Em um país historicamente marcado por escândalos abafados, arquivos trancados e verdades varridas para debaixo do tapete, cada novo sigilo imposto por autoridades aprofunda a percepção de que, no Brasil contemporâneo, blindar tornou-se sinônimo de governar. Não se trata de exceção administrativa, mas de método. E isso está longe de ser democracia. É, antes, a institucionalização da administração do silêncio.
A prática é conhecida. Tudo aquilo que envolve decisões polêmicas, interesses cruzados ou possíveis conflitos éticos é imediatamente lançado ao abrigo do sigilo, não para proteger o Estado ou a sociedade, mas para proteger agentes públicos do escrutínio público. O sigilo deixa de ser instrumento excepcional e se transforma em escudo político. Quando isso ocorre, a transparência, pilar básico de qualquer regime republicano é tratada como ameaça, não como obrigação.
A pergunta final, simples e devastadora, permanece sem resposta e se torna cada vez mais incômoda.

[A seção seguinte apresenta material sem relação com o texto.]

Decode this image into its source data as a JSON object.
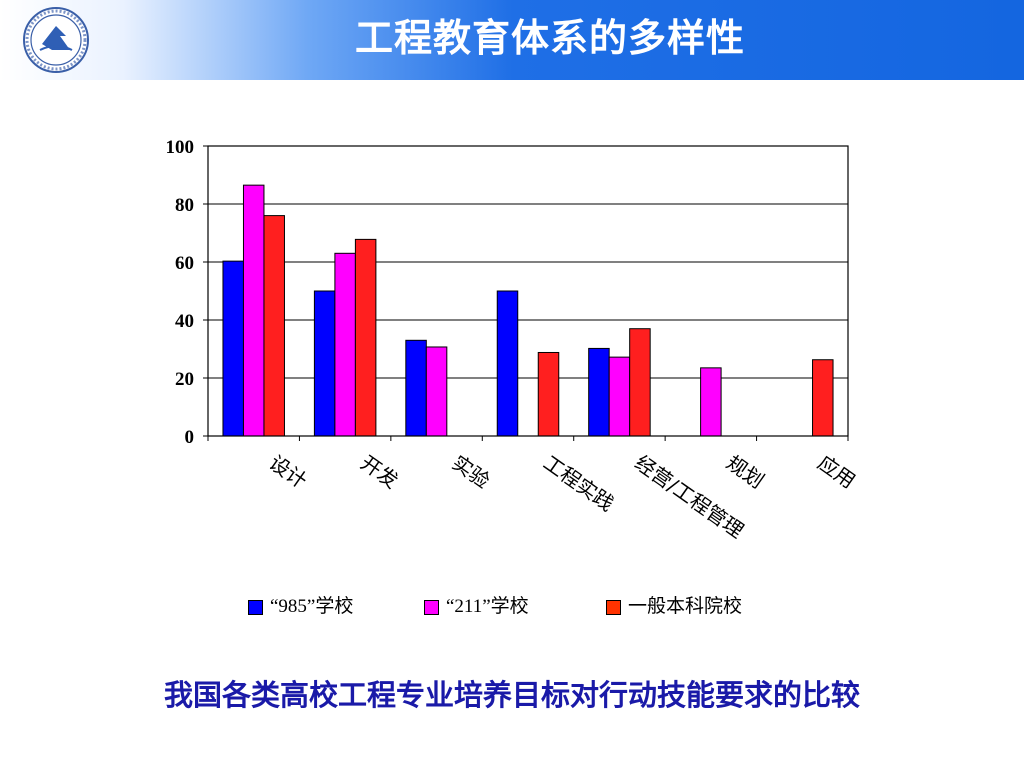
{
  "header": {
    "title": "工程教育体系的多样性"
  },
  "caption": "我国各类高校工程专业培养目标对行动技能要求的比较",
  "legend": {
    "items": [
      {
        "label": "“985”学校",
        "color": "#0000ff"
      },
      {
        "label": "“211”学校",
        "color": "#ff00ff"
      },
      {
        "label": "一般本科院校",
        "color": "#ff1f1f"
      }
    ]
  },
  "chart_data": {
    "type": "bar",
    "categories": [
      "设计",
      "开发",
      "实验",
      "工程实践",
      "经营/工程管理",
      "规划",
      "应用"
    ],
    "series": [
      {
        "name": "“985”学校",
        "color": "#0000ff",
        "values": [
          60.3,
          50.0,
          33.0,
          50.0,
          30.2,
          null,
          null
        ]
      },
      {
        "name": "“211”学校",
        "color": "#ff00ff",
        "values": [
          86.5,
          63.0,
          30.7,
          null,
          27.2,
          23.5,
          null
        ]
      },
      {
        "name": "一般本科院校",
        "color": "#ff1f1f",
        "values": [
          76.0,
          67.8,
          null,
          28.8,
          37.0,
          null,
          26.3
        ]
      }
    ],
    "ylim": [
      0,
      100
    ],
    "yticks": [
      0,
      20,
      40,
      60,
      80,
      100
    ],
    "grid": true,
    "legend_position": "bottom"
  }
}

Se não há nada a esconder, por que tanto esforço para não mostrar?
Nesse ambiente opaco, proliferam suspeitas que corroem a confiança institucional. Circulam, por exemplo, denúncias amplamente divulgadas sobre a contratação do escritório de advocacia da esposa de um ministro do Supremo Tribunal Federal por valores considerados exorbitantes, cifras que, segundo críticos, chocam até mesmo para os já elevados padrões de promiscuidade entre poder, influência e dinheiro em Brasília. Independentemente de conclusões formais, o simples fato de tais situações emergirem sem esclarecimentos públicos imediatos já revela um problema grave. A recusa em prestar contas alimenta a desconfiança e legitima o ceticismo social.
Some-se a isso um mal-estar ainda mais profundo. Milhões de brasileiros, goste-se ou não disso, manifestam desconfiança em relação ao processo eleitoral. E mesmo admitindo, do ponto de vista formal, que Lula seja um presidente eleito, é preciso afirmar com clareza um princípio básico do Estado Democrático de Direito. Nenhuma eleição confere procuração irrestrita para que um governante reorganize, segundo critérios próprios, o sistema político, social ou institucional do país.
Mudanças estruturais dessa natureza não decorrem de vontade pessoal, nem de arranjos entre elites políticas, jurídicas ou econômicas. Elas só podem emanar diretamente da soberania popular, por meio de instrumentos legítimos como o plebiscito ou o referendo. Apenas o povo brasileiro pode decidir qual modelo de organização política deseja e sob quais regras.
Quando decisões de grande impacto são tomadas sob sigilo, quando críticas são tratadas como desinformação e quando o debate público é substituído por decretos, notas técnicas e arquivos classificados, o que se tem não é estabilidade institucional, mas um regime que teme a luz.
E regimes que temem a luz, historicamente, não temem sem razão.